Una jueza federal, Blanca Lobo, le ordenó a la jefa de Gobierno, Clara Brugada, que le devuelva al cardenal Norberto Rivera más de un millón 300 mil pesos por lo que consideró un “pago excesivo” de derechos que realizó en la compra de dos departamentos en la Torre Mitikah, un lujoso complejo del sur de la CDMX.

Rivera compró cada departamento en 10 millones de pesos en febrero de 2024. ¿De dónde ha forjado Rivera, de 82 años, esa fortuna cuando la mayoría de mexicanos de su edad apenas viven de la pensión del Bienestar? ¿Cómo puede explicarse que un cardenal retirado pueda desembolsar esas cantidades?

La trayectoria de Rivera ha sido cuestionada por expertos e incluso dentro de la Iglesia por su papel omiso en graves casos de pederastia y otros abusos en la Iglesia.

En diciembre pasado, en el programa del canal oficial 14, titulado Largo Aliento, el académico de la UNAM Rubén Ruiz Guerra aseguró a Sabina Berman que Rivera “vendió a la Virgen de Guadalupe en 12.5 millones de dólares en una concesión”, a japoneses, asunto hasta ahora no esclarecido.

En la primera exhortación apostólica de su papado que tituló Evangelii gaudium (La Alegría del Evangelio), Francisco escribió en noviembre de 2013: “La comunidad evangelizadora se mete con obras y gestos en la vida cotidiana de los demás, achica distancias, se abaja hasta la humillación si es necesario, y asume la vida humana, tocando la carne sufriente de Cristo en el pueblo. Los evangelizadores tienen así ‘olor a oveja’ y éstas escuchan su voz”.

Francisco, como se sabe, renunció a determinados lujos incluida su residencia y pidió persistentemente que los hombres de la Iglesia fueran realmente pastores en una referencia de que si los sacerdotes están apegados a la vida de sus fieles, al pueblo, tendrán ese olor, ese aroma, de las personas que los siguen. Un alegato por la cercanía.

Ante las palabras de Francisco, hay quien puede decir que algunos prelados mexicanos las interpretaron con literalidad y lograron que su aroma fuera de lo mejor que tienen las ovejas: la lana.

Los cardenales mexicanos en el cónclave que definirá al nuevo Papa, Carlos Aguiar y Francisco Robles, parecen ir en la divisa de la conciliación. Ambos buscan el bajo perfil y parecen estar más ocupados en resolver los entuertos de la Iglesia mexicana que trabajar por sus negocios. En Roma, conforme sus declaraciones públicas, no van a contracorriente.

¿Qué tanto cambió Francisco a la Iglesia mexicana? No pareciera que mucho. O en todo caso, se convirtió en un Papa popular que provocó el contraste con muchos de los prelados mexicanos distantes de su prédica.
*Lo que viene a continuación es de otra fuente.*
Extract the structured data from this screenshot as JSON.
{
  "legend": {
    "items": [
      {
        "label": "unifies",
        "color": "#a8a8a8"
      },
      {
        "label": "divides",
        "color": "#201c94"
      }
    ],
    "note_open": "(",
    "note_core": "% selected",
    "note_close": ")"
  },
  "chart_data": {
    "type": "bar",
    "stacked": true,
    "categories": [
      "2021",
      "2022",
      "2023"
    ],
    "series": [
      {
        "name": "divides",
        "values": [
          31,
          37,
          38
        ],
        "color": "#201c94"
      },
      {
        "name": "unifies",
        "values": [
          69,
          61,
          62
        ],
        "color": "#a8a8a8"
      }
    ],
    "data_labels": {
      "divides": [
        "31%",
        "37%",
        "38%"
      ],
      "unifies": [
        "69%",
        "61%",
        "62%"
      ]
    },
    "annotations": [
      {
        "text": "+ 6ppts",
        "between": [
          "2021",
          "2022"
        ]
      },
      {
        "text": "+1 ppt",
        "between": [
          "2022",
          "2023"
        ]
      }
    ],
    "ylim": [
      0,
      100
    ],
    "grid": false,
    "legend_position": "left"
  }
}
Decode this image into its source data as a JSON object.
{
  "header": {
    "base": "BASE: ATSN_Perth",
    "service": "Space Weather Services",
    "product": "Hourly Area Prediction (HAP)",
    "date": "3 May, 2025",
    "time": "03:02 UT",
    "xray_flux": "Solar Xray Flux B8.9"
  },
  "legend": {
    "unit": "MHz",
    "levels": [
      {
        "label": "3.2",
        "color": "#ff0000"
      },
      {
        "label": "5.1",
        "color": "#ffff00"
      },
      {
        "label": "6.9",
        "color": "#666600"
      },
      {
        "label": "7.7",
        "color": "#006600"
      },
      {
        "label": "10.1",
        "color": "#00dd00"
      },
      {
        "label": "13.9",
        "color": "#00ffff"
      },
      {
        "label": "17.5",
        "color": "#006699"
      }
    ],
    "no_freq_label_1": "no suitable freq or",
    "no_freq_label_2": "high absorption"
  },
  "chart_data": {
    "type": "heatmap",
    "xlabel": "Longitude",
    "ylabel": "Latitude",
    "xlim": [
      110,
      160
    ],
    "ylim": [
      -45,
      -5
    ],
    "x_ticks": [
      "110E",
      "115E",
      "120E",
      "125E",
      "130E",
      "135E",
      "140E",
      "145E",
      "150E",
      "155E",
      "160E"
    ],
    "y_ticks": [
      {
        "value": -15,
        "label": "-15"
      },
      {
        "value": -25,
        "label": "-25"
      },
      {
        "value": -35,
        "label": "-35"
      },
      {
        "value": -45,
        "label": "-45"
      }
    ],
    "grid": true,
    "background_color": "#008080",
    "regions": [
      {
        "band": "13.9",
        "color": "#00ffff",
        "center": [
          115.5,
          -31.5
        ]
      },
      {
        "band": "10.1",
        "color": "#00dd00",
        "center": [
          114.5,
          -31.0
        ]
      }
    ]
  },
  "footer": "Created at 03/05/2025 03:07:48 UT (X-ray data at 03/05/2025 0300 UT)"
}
Ciertamente nombró a Aguiar como cardenal con una encomienda principal de reordenar y corregir, pero no pareciera haber alcanzado los trazos de intervención o reorientación que logró Juan Pablo II en nuestro país.

Además, las relaciones con El Vaticano habían sido prácticamente congeladas en el sexenio de AMLO. Ahora, con la llegada de Claudia Sheinbaum hay una apertura, un restablecimiento de contactos y una disposición al diálogo.

En la inminencia de un nuevo Papa, la Iglesia católica mexicana se encuentra frente a un reto de redefinición. Desde luego que los cardenales mexicanos son papables como cualquiera del más de un centenar que participan en el cónclave. Pero más allá de si en una circunstancia de descartes alguno de ellos es ungido, el tema central tiene que ver con la identidad y su labor en un país con graves conflictos de narcoviolencia, territorios bajo control de criminales y una redefinición de las relaciones políticas tanto a nivel nacional como en las comunidades.

La opción preferencial por los moches que caracterizó a muchos obispos mexicanos puede cambiar. No es fácil el reto para la Iglesia católica. Pero le haría bien no solo denunciar las corrupciones de los gobiernos sino exhibir y limpiar las suyas y sintonizar con las preocupaciones de sus comunidades. Buscar con ello a un Papa mexicano, es decir, uno que, sea de donde sea, entienda y sintonice con nuestras urgencias.